Schitterend in de zon van God, vol fijnheid en pure schoonheid. Heerseres over het heelal – de dienst der gebeden (Openb. 8:5, Jac. 5:17)! – waarbij alles haar niet maar móet dienen, maar in werkelijkheid ook dient. ‘Toen de Allerhoogste aan de volken hun erfenis toedeelde, toen Hij de mensenkinderen van elkaar scheidde, heeft Hij de grenzen van de volken vastgesteld naar het aantal van de zonen van Israël’ (Deut. 32).

Er is wat gebeurd met ‘de vrouw’ na de torenbouw van Babel, toen de volken hun wegen gingen. Gods volk was de spil waar alles onder de zon om draaide. De zon ‘stond stil’ om haar. Evenzo de maan (Jozua 10:12). De hagelstenen dienden. Er komt eens een duisternis van drie lange uren (Matth. 27:45). En het is geen tóeval als Assyrië òpkomt en als het inéénstort; als de edomiet Herodus en de romein Pilatus met de heidenen en de stammen van Israël een bondgenootschap vormen (Jes. 10, Hand. 4:27). Elke geschiedschrijver en iedere socioloog die over de kerk iets wil zeggen, zal pas betrouwbaar en zuiver een verhandeling kunnen geven over feiten en verbindingen, milieu en ledenregister, liefde en twist, aanval en uitval, als hij weet van die hemelse oorsprong en die unieke positie van de kerk in de kosmos van God. Om de adem in te houden. Dat staat voorop.

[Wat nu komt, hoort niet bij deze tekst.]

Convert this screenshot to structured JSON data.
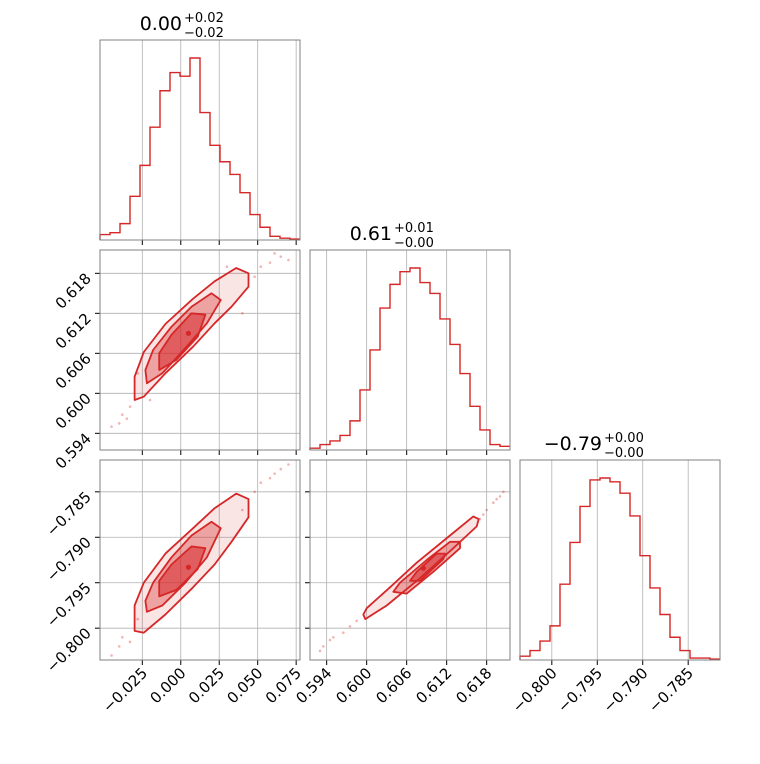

Maar wat is zij zwak. een prooi om zomaar te grijpen. Ze is zwanger, ze schrééuwt in haar weeën en in haar pijn om te baren. Haar kinderen komen zomaar niet. Ook dat éne Kind komt zomaar niet. Wat God heeft gezegd gebeurt: ‘Ik zal zeer vermeerderen de moeite van uw zwangerschap; met smart zult u kinderen baren’. Dat geldt voortaan voor elke vrouw. Dat geldt ook voor deze ‘vrouw’: de weg tót de Christus is een weg vol smart. En de weg vàn de Christus is een weg vol smart. En de weg nádat Christus is gekomen zal een weg zijn van intense smart. De zonde is gekomen. De straffen op de zonde kwamen. De gevolgen ervan. God trekt de zijnen af van de satan aan wie de zijnen zich hebben verslingerd. Gods verkiezing schittert. Wat maakte Hij haar mooi. Maar die verkiezing is uit-verkiezing. En de weg naar haar grote verlóssing moet gaan in grote strijd. Er moet een rechtsstrijd worden gevoerd. Dán ook kan de krachtsstrijd komen. En de verkiezing gaat voorop. Haar glorie die er is ‘van het begin van de wereld’ zal er zijn ‘tot aan het einde’. En die glorie is er door het Kind dat zij in het midden van de geschiedenis gaat baren. Haar glorie is zo principiëel anders dan die van de hoer (zie hoofdstuk 17). Zij is bekleed, haar glorie heeft ze ontvangen. De hoer heeft zich opgedirkt, haar glorie is gemáákt. Haar heerlijkheid is van boven en is er vanwege het Kind. De versiering van de hoer is van beneden en is uit eigen wijsheid. Zij verliest haar glans niet in eeuwigheid, al schijnt ze vaak een hoopje ellende. Maar de hoer, die met de overheden en machten samenspant en alles schijnt te overheersen, wordt tot schande uitgekleed. Haar glorie staat voorop. Het is geen kleinigheid zo nauw met God en zijn gezalfde verbonden te zijn. ‘Uitverkoren kerk van God, wil voor het komende geweld niet schromen!’, daarmee mag alles beginnen.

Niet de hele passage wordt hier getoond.